JA. De plus en plus, les grands équipementiers rassemblent en un pôle central européen leur logistique pièces pour être plus efficace. Quelle est votre politique à ce sujet, notamment face à l’exigence de proximité des distributeurs et des clients finaux ?
AL. La logistique doit s’adapter aux besoins des marchés, il suffit de voir la différence entre la France et l’Allemagne en ce domaine. Notre force est d’avoir, pour le marché français, opté pour le meilleur des deux mondes. A savoir, un système informatique qui nous permet à la fois, de satisfaire, de notre centre européen, des commandes de stocks et à la fois, pour les commandes de dépannage (ou des clients qui ont besoin d’un rythme d’approvisionnement plus rapide), de répondre rapidement, via un stock qui nous est propre, en France. L’avantage d’avoir un stock en France - et ce qui nous différencie aussi d’autres équipementiers - ce n’est pas seulement l’excellence d’une performance logistique qui répond aux besoins du marché, c’est aussi la capacité de mieux travailler et plus rapidement tout ce qui est retour. Retour de vieilles matières et retour de pièces neuves. C’est aussi être plus proche des clients et mieux comprendre les problèmes qu’ils rencontrent sur le terrain. Pour le marché français, très concrètement, nous continuons d’avoir une logistique propre, par contre, en termes de volume, il reste relativement stable, spécialisé et nous avons tendance à faire monter la part de volume qui est livrée en direct à nos clients.

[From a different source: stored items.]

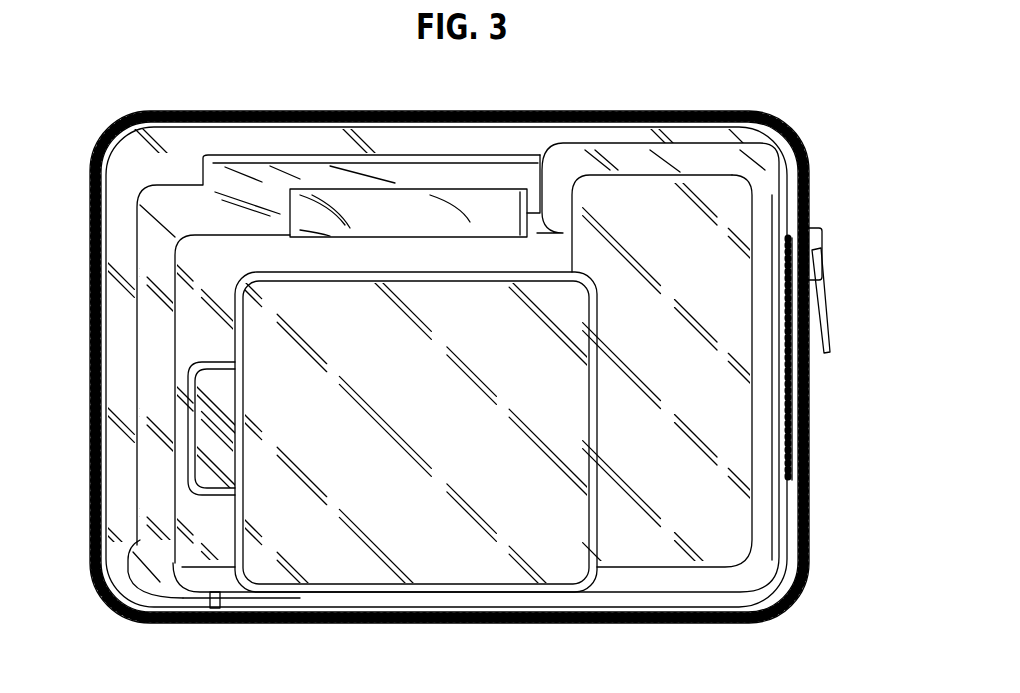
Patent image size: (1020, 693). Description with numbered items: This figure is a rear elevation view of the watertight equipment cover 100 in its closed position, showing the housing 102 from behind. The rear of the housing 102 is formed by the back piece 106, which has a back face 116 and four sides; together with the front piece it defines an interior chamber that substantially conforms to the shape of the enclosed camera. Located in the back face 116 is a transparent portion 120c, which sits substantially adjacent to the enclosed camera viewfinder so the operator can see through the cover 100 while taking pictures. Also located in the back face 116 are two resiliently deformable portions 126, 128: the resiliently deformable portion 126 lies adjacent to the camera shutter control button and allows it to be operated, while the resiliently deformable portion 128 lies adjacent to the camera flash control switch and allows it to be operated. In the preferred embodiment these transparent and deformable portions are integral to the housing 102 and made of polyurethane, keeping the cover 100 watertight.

The watertight equipment cover 100 is at (817, 140).
The housing 102 is at (803, 178).
The back piece 106 is at (803, 560).
The back face 116 is at (428, 413).
The transparent portion 120c is at (457, 197).
The resiliently deformable portion 126 is at (617, 190).
The resiliently deformable portion 128 is at (740, 185).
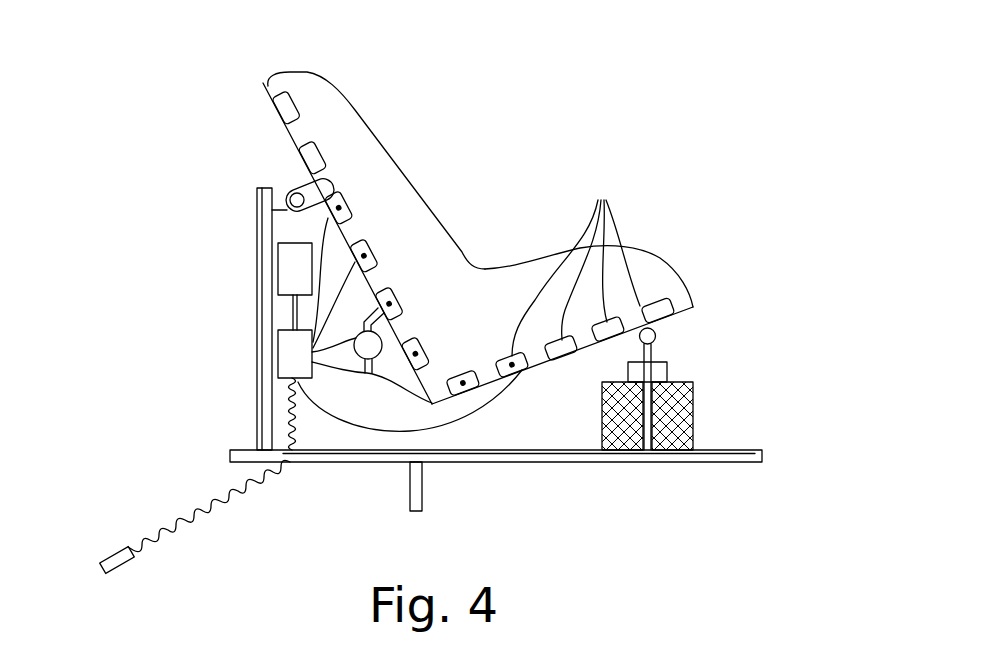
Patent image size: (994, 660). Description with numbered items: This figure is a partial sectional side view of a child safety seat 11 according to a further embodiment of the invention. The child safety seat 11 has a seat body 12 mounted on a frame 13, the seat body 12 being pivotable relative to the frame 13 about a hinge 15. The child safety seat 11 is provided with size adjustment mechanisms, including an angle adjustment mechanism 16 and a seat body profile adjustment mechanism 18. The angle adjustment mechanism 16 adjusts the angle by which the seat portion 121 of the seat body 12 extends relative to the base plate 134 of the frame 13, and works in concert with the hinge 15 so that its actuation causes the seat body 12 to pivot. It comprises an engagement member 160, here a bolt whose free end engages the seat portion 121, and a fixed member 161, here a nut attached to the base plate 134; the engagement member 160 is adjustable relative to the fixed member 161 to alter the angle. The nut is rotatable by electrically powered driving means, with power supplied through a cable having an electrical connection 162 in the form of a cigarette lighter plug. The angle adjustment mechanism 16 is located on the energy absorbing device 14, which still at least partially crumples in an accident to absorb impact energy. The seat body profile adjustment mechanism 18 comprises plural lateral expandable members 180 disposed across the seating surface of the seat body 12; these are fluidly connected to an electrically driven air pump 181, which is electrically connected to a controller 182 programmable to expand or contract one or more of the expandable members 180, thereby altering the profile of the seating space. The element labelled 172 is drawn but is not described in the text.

JA. Etes-vous satisfait de vos performances en France ?
AL. Cela fait cinq ans que nous nous développons à un rythme largement supérieur à celui du marché y compris pendant la crise et ce malgré un positionnement qui ne nous est pas favorable, tant la concurrence sur les produits “consommables” est forte et émanant de fabricants locaux. Notre croissance annuelle moyenne au cours des cinq dernières années, a été supérieure à 17 % bien que nous ayons refusé d’être opportunistes en “achetant” des parts de marché. Nous nous sommes simplement appliqués à bien faire notre travail, d’être un fournisseur réactif et performant, avec des produits de grande qualité une bonne logistique et une vraie écoute clients.